Et toi mon Bien-Aimé comme tu dois souffrir davantage à la vue de ces choses! Quelle peine pour toi de voir ton représentant parfois outragé par le manque de confiance, de respect et d’obéissance. 

Nous devrions avoir pour le prêtre une pleine confiance et beaucoup de reconnaissance. Il est toujours là près de nous pour nous aider, pour nous pardonner au nom de Dieu, pour nous ouvrir le ciel, pour nous donner la paix. Nous avons besoin du prêtre surtout dans les moments les plus sombres, dans les moments de découragement.

Pourquoi ne pas voir en lui Jésus-Christ lui-même, avoir en lui pleine confiance, il ne veut que notre bien. Tout en lui est un autre Christ, son cœur est ouvert à tous, ce même cœur reçoit les confidences, les aveux et il garde le secret, le silence. Il offre, il prie, il se fatigue, il travaille pour nous. Tous les jours il est à son poste, toujours prêt à recommencer sans même recevoir d’encouragement des âmes. Et quand je pense que j’ai déjà été du nombre de ces ingrats.

Mon Dieu, pour réparer je me fais un devoir de reconnaissance, de prier tous les jours pour tous les prêtres spécialement pour celui que vous avez choisi pour m’aider et qui fait du bien à mon âme et qui cherche à la sanctifier de plus en plus.
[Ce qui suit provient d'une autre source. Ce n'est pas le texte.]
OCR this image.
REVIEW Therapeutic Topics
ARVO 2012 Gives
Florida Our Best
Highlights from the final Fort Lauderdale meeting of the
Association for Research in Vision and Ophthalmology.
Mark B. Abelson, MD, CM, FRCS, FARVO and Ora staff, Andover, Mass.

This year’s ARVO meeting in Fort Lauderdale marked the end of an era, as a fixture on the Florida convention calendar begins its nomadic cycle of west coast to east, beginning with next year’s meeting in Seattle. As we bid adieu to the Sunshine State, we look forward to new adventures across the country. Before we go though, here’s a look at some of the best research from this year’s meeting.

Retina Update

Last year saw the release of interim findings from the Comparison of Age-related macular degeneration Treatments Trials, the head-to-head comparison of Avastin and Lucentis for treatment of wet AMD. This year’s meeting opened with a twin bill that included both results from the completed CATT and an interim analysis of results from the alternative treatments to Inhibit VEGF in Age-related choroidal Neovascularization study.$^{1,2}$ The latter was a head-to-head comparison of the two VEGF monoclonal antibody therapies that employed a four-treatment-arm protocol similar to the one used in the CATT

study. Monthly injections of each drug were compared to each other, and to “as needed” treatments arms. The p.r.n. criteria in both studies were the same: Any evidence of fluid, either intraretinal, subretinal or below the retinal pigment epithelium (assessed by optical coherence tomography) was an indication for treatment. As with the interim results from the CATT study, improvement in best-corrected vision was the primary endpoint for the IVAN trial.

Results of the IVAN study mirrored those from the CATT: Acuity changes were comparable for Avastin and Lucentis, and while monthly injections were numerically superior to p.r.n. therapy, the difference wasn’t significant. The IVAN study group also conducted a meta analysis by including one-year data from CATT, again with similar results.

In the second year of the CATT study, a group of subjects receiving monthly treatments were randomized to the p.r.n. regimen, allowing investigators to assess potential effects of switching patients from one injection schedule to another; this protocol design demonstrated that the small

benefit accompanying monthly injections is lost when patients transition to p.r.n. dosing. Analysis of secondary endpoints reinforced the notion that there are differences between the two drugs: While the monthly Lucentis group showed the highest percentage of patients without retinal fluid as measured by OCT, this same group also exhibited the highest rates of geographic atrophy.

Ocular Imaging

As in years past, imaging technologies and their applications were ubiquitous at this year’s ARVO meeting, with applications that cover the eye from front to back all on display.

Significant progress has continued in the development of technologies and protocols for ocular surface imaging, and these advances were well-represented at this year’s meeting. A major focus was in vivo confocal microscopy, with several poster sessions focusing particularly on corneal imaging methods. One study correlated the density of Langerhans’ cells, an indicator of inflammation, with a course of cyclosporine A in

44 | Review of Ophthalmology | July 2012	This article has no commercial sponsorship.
Mon Dieu, avec votre grâce, avec votre doux Fils, je veux faire la conquête des âmes par l’amour. J’accepte tout par amour. Mon Dieu ayez pitié des pauvres pécheurs, je vais offrir davantage pour eux, je vais prier pour ces âmes. Je ne veux pas que par ma négligence il y ait une seule âme de perdue. Mon Dieu, ne permettez pas que le Sang Précieux de votre divin Fils soit inutile.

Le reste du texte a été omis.